Ironies, Divine and Otherwise

The conclusion of the Commack anti-kosher-law crusade

Walking home from Megillah reading on Purim morning, even before engaging the mitzvos hayom, I had what I think was an insight.

There isn’t any word in Lashon Hakodesh, I pondered, for “ironic,” the meaningfully coincidental that we see in the Megillah, and sometimes in our own lives.

Harav Samson Raphael Hirsch explains that there isn’t a Hebrew word for “religion” because, from a Jewish perspective, there is no such qualitatively limited “thing” — our beliefs and the Torah’s laws are life and the universe themselves; they are all that there is.

Maybe, I mused, “ironic” is similar; we use it to refer to the glimpses we occasionally have of Hashem’s Hashgachah, the Divine Providence that in fact permeates all. But it’s omnipresent, whether we spy it or not.

It was spied recently, as it happens, in the shuttering of a butcher shop on Long Island.

The name “Commack Self-Service Kosher Meats” conjures memories in the mind of anyone who has followed the legal saga of “kosher laws” in the United States. That shop’s owners, having been issued a fine by state kosher inspectors back in 1993 for harboring poultry that lacked proper tags, subsequently sued to have New York’s kosher law at the time declared unconstitutional.

That law, which was created in 1915 to stem rampant misrepresentation in the kosher meat market, required that food labeled kosher had to be “prepared in accordance with Orthodox Hebrew religious requirements.” And for many years it was enforced by a state agency empowered to force mislabeled products from shelves and levy fines on violators of the law.

In 1996, Commack Kosher’s proprietors claimed that the law’s language, by referencing “Orthodox” standards, violated the U.S. Constitution’s Establishment Clause, illegitimately entangling government and religion.

The New York courts, like others in New Jersey and Maryland that scrutinized their own similar kosher laws, agreed. And so a new law, the Kosher Law Protection Act of 2004, was written and enacted. It requires only that products labeled kosher carry information about who stands behind the claim. The original law empowered state inspectors to force the removal of, say, a product with a “Kosher Nostra” hechsher backed by a supervisor named Vito. Under the current law, such a “hechsher” is just as “kosher” — at least as far as New York is concerned — as a Badatz certification.

Many Orthodox Jews weren’t particularly concerned about the fate of the original kosher law. After all, it had little impact on them. An observant Jew wouldn’t rely on a state inspector; he or she would look for the stamp or label of the Rav or agency on a product to determine its acceptability. That, in fact, remains the upshot of the current law — that the state can only ensure that duly authorized labels appear on products, but final determination of kashrus is the consumer’s responsibility.

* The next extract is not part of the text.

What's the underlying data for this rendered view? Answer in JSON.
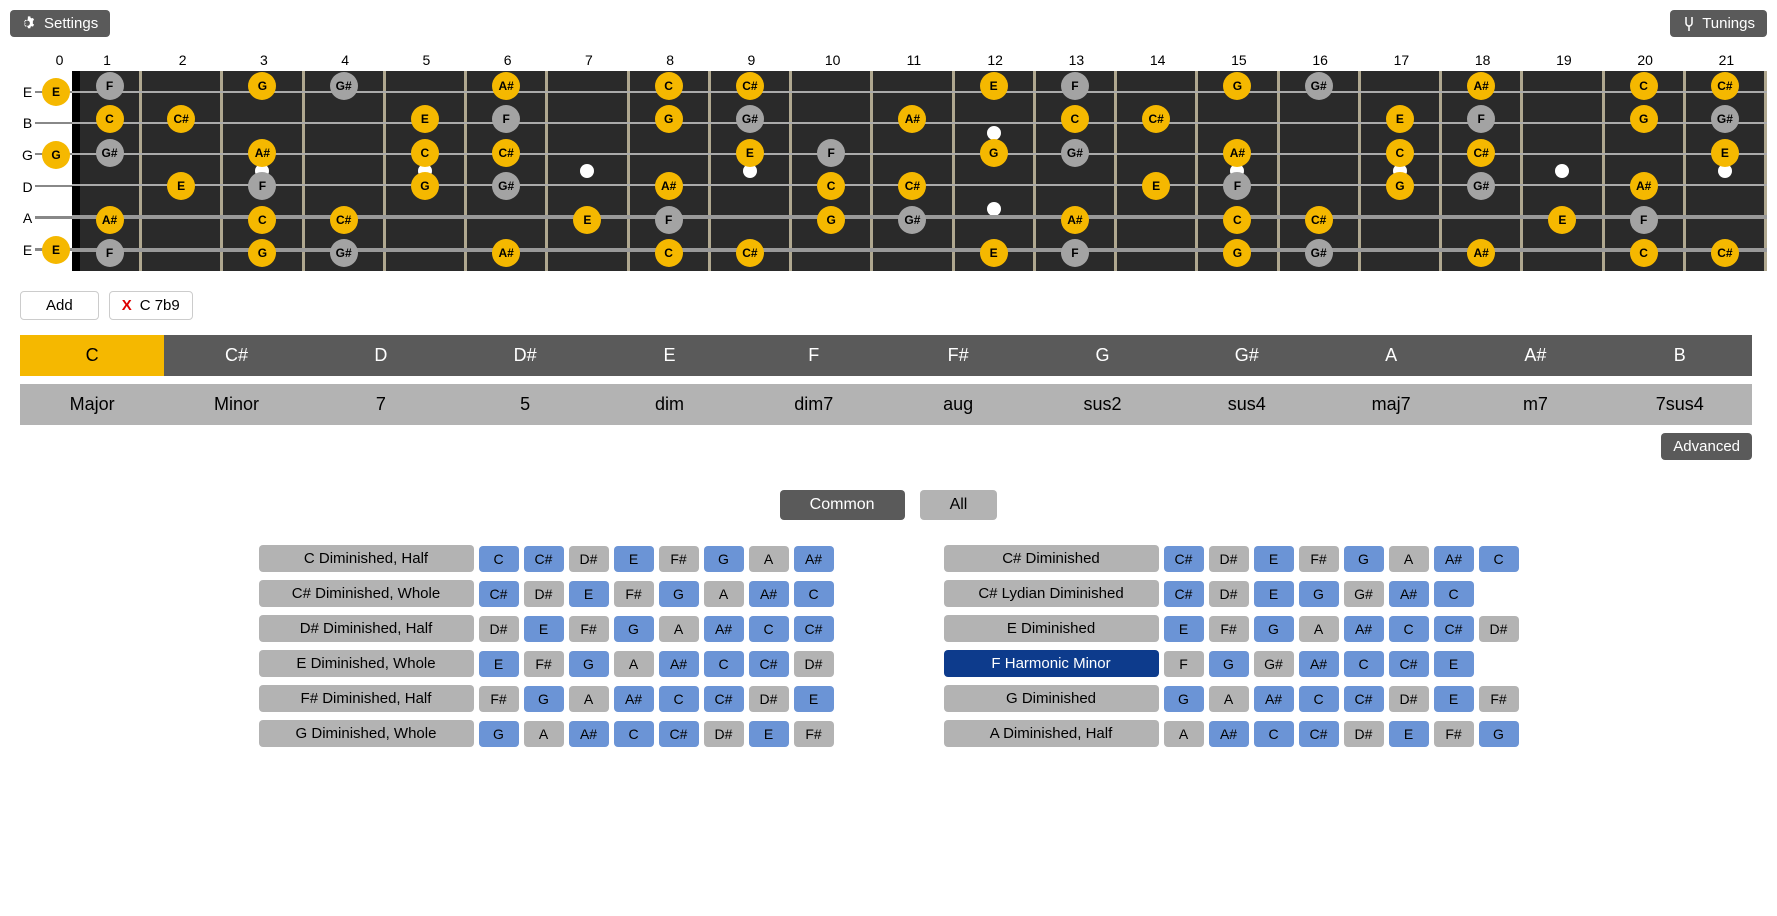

Still and all, an assortment of Orthodox groups, including Agudath Israel, did their best to defend the original law because there are many Jews whose commitment to kashrus might be less than robust but who would still prefer to buy a kosher product if it were available. Ensuring that products claiming to be kosher were, in fact, halachically so, would benefit such Jews.

But that was not to be; the courts spoke. Still bent, though, on ridding New York of any kosher law, Commack Kosher sued the state again in 2008 to try to have the new law declared unconstitutional as well. They failed in that bid. They failed, too, despite their now-“kosher” Conservative movement certification, to garner sufficient sales to stay in business.

One of the owners, Brian Yarmeisch, reportedly told shoppers that he blamed “the community” for failing him.

What really failed him, though, was the Conservative movement.

The majority of Jewish houses of worship in central Long Island are Conservative, and that movement, despite its declared early aspirations to “conserve” Judaism by tailoring it to contemporary American Jews’ desires, has been rapidly declining in popularity. More important, it failed miserably at its “conservation” goal. The average Conservative Jew may retain some interest in Jewish “life cycle” rituals. But Shabbos, taharas hamishpachah, kashrus… not so much.

Commack Kosher’s crusade, in fact, included its championing of a Conservative kashrus certification. Their original lawsuit explicitly charged that New York’s kosher law discriminated against non-Orthodox Jews, and claimed that Conservative Jews were being denied the right to market and purchase and label as kosher foods that Orthodox Jews consider forbidden.

And so, there’s more than a plumba of irony in the fact that, by putting its eggs (and chicken and meat) squarely in a Conservative basket, Commack Kosher ended up alienating any Orthodox clientele it had and, in effect, committing commercial suicide.

Some ironies are sourced in the Divine; others are of people’s own making.